If Duke is shooting even relatively well, the Blue Devils should advance through the first two rounds at least on the strength of the offense. From that point on, if Duke gets hot from deep, all bets are off and the Blue Devils might find themselves in Atlanta with tons of momentum.
As I just said, Duke can beat anybody if the team is shooting well. But that doesn’t mean that the only way for the Blue Devils to topple a top ranked team is to make a boat load of threes.
Duke is currently ranked sixth in the country and none of the five teams ahead of them are without flaws.
Florida, like Duke, has a tendency to fall in love with taking threes too much, Michigan State struggles for scoring outside of a couple of players, Gonzaga is ultimately a joke, Miami is in unfamiliar territory and Indiana plays a fast tempo that leaves them prone to turnovers.
The bottom line is that no team is head and shoulders above everyone else. Therefore, Duke stands just as much of a chance as any other team. And, as the saying goes, in a land of blind men the one-eyed man is king. If Duke’s one eye is the ability to drain threes, that’s a pretty good weapon to take up against equally flawed top-ranked teams.
This is the real wild card for the Blue Devils. If Ryan Kelly were to return from injury, how would that impact Duke?
When the Kelly was on the court, Duke was probably the best team in the country. The starting five was not only strong, but posed matchup problems for opponents that had to deal with Kelly’s size and outside shooting range.
In his absence, Duke has looked disjointed on defense and been forced to toy with the lineup to figure out an offensive attack that works. If Kelly were to be back in time for the NCAA tournament, then it’s probable that Duke’s case as a title contender would be significantly strengthened.
The counter argument is that his return might pose problems with regard to team chemistry. Even the most optimistic estimates have Kelly coming back just before the tournament, which doesn’t leave any time for the Blue Devils to reintegrate him into the rotation. Duke fans will recall the upheaval caused by Kyrie Irving’s return from injury just in time for the tournament and how that ended poorly.

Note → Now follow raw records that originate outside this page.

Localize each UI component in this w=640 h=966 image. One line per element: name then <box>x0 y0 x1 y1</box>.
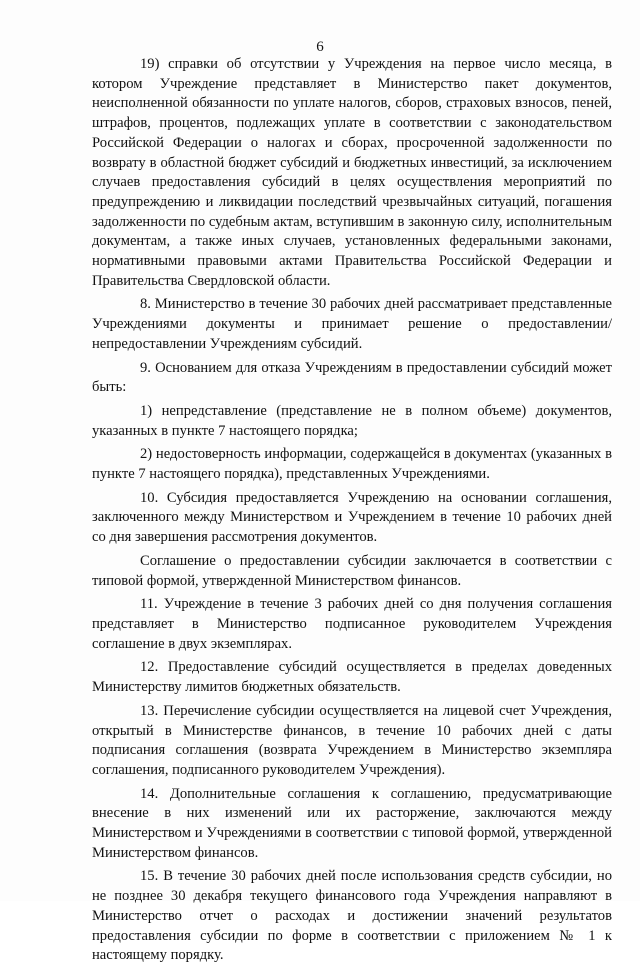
paragraph-item-19: 19) справки об отсутствии у Учреждения на первое число месяца, в котором Учреждение представляет в Министерство пакет документов, неисполненной обязанности по уплате налогов, сборов, страховых взносов, пеней, штрафов, процентов, подлежащих уплате в соответствии с законодательством Российской Федерации о налогах и сборах, просроченной задолженности по возврату в областной бюджет субсидий и бюджетных инвестиций, за исключением случаев предоставления субсидий в целях осуществления мероприятий по предупреждению и ликвидации последствий чрезвычайных ситуаций, погашения задолженности по судебным актам, вступившим в законную силу, исполнительным документам, а также иных случаев, установленных федеральными законами, нормативными правовыми актами Правительства Российской Федерации и Правительства Свердловской области. <box>92 56 612 289</box>
paragraph-clause-10: 10. Субсидия предоставляется Учреждению на основании соглашения, заключенного между Министерством и Учреждением в течение 10 рабочих дней со дня завершения рассмотрения документов. <box>92 489 612 546</box>
paragraph-clause-13: 13. Перечисление субсидии осуществляется на лицевой счет Учреждения, открытый в Министерстве финансов, в течение 10 рабочих дней с даты подписания соглашения (возврата Учреждением в Министерство экземпляра соглашения, подписанного руководителем Учреждения). <box>92 702 612 778</box>
page-number: 6 <box>316 39 324 55</box>
document-body <box>92 55 612 966</box>
paragraph-clause-14: 14. Дополнительные соглашения к соглашению, предусматривающие внесение в них изменений или их расторжение, заключаются между Министерством и Учреждениями в соответствии с типовой формой, утвержденной Министерством финансов. <box>92 785 612 861</box>
paragraph-clause-12: 12. Предоставление субсидий осуществляется в пределах доведенных Министерству лимитов бюджетных обязательств. <box>92 659 612 696</box>
paragraph-clause-8: 8. Министерство в течение 30 рабочих дней рассматривает представленные Учреждениями документы и принимает решение о предоставлении/непредоставлении Учреждениям субсидий. <box>92 296 612 352</box>
paragraph-clause-15: 15. В течение 30 рабочих дней после использования средств субсидии, но не позднее 30 декабря текущего финансового года Учреждения направляют в Министерство отчет о расходах и достижении значений результатов предоставления субсидии по форме в соответствии с приложением № 1 к настоящему порядку. <box>92 868 612 964</box>
paragraph-clause-9-2: 2) недостоверность информации, содержащейся в документах (указанных в пункте 7 настоящего порядка), представленных Учреждениями. <box>92 446 612 483</box>
paragraph-clause-9: 9. Основанием для отказа Учреждениям в предоставлении субсидий может быть: <box>92 359 612 396</box>
paragraph-clause-10-agreement: Соглашение о предоставлении субсидии заключается в соответствии с типовой формой, утвержденной Министерством финансов. <box>92 552 612 589</box>
paragraph-clause-11: 11. Учреждение в течение 3 рабочих дней со дня получения соглашения представляет в Министерство подписанное руководителем Учреждения соглашение в двух экземплярах. <box>92 596 612 652</box>
paragraph-clause-9-1: 1) непредставление (представление не в полном объеме) документов, указанных в пункте 7 настоящего порядка; <box>92 402 612 439</box>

But Kelly isn’t a point guard like Irving, so his inclusion in the team probably wouldn't be as disruptive. Better still, even if Kelly returns, his prolonged absence has offered up more minutes to the likes of Josh Hairston, Amile Jefferson and Alex Murphy. Those players have developed nicely as role players, thanks to an increased role in the team.
If Ryan Kelly were to return to Duke, he’d find that the players around him have matured and grown significantly. So long as he were able to smoothly reinsert himself into the rotation, Kelly would be coming back to a team even better than the one he last played with.
Between the emotional lift of Kelly returning and the effects of his absence in terms of player development, Duke’s prospects for a deep run in March are bright.